DiffLoRA: Generating Personalized Low-Rank Adaptation Weights with Diffusion

Yujia Wu,Yiming Shi,Jiwei Wei,Chengwei Sun,Yuyang Zhou,Yang Yang,Heng Tao Shen
2024-08-18
Abstract:Personalized text-to-image generation has gained significant attention for its capability to generate high-fidelity portraits of specific identities conditioned on user-defined prompts. Existing methods typically involve test-time fine-tuning or instead incorporating an additional pre-trained branch. However, these approaches struggle to simultaneously address the demands of efficiency, identity fidelity, and preserving the model's original generative capabilities. In this paper, we propose DiffLoRA, a novel approach that leverages diffusion models as a hypernetwork to predict personalized low-rank adaptation (LoRA) weights based on the reference images. By integrating these LoRA weights into the text-to-image model, DiffLoRA achieves personalization during inference without further training. Additionally, we propose an identity-oriented LoRA weight construction pipeline to facilitate the training of DiffLoRA. By utilizing the dataset produced by this pipeline, our DiffLoRA consistently generates high-performance and accurate LoRA weights. Extensive evaluations demonstrate the effectiveness of our method, achieving both time efficiency and maintaining identity fidelity throughout the personalization process.

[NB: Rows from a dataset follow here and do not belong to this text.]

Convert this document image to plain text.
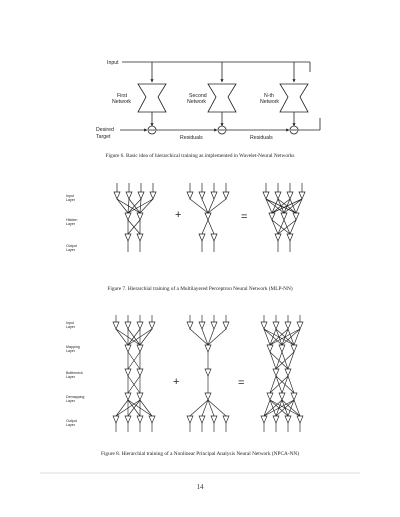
Input
First
Network
Second
Network
N-th
Network
Desired
Target	Residuals	Residuals
Input
Layer
Hidden
Layer
Output
Layer
+	=
Input
Layer
Mapping
Layer
Bottleneck
Layer
Demapping
Layer
Output
Layer
+	=
Figure 6. Basic idea of hierarchical training as implemented in Wavelet-Neural Networks
Figure 7. Hierarchial training of a Multilayered Perceptron Neural Network (MLP-NN)
Figure 8. Hierarchial training of a Nonlinear Principal Analysis Neural Network (NPCA-NN)
14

Computer Vision and Pattern Recognition,Artificial Intelligence
What problem does this paper attempt to address?
### Problems the Paper Attempts to Solve The paper aims to address several key issues in personalized text-to-image generation: 1. **Efficiency**: Existing personalized methods typically require large datasets and long training times, resulting in each personalization process taking 10 to 30 minutes, which is impractical for user-centric applications. 2. **Identity Fidelity**: Existing methods often struggle to maintain the identity fidelity of the generated images during personalization, especially when generating high-resolution images. 3. **Preservation of the Model's Original Generative Capability**: Some methods achieve personalization by adding extra trainable branches, but these methods often compromise the model's original generative capability and flexibility. To tackle these issues, the paper proposes a new method called DiffLoRA. DiffLoRA leverages a diffusion model as a hypernetwork to predict personalized low-rank adaptation (LoRA) weights based on reference images and integrates these weights into the text-to-image model, enabling personalization during the inference stage without further training. Additionally, the paper introduces an identity-oriented LoRA weight construction pipeline to support DiffLoRA's training. Through this framework, DiffLoRA can improve the quality and efficiency of generated images while maintaining identity fidelity.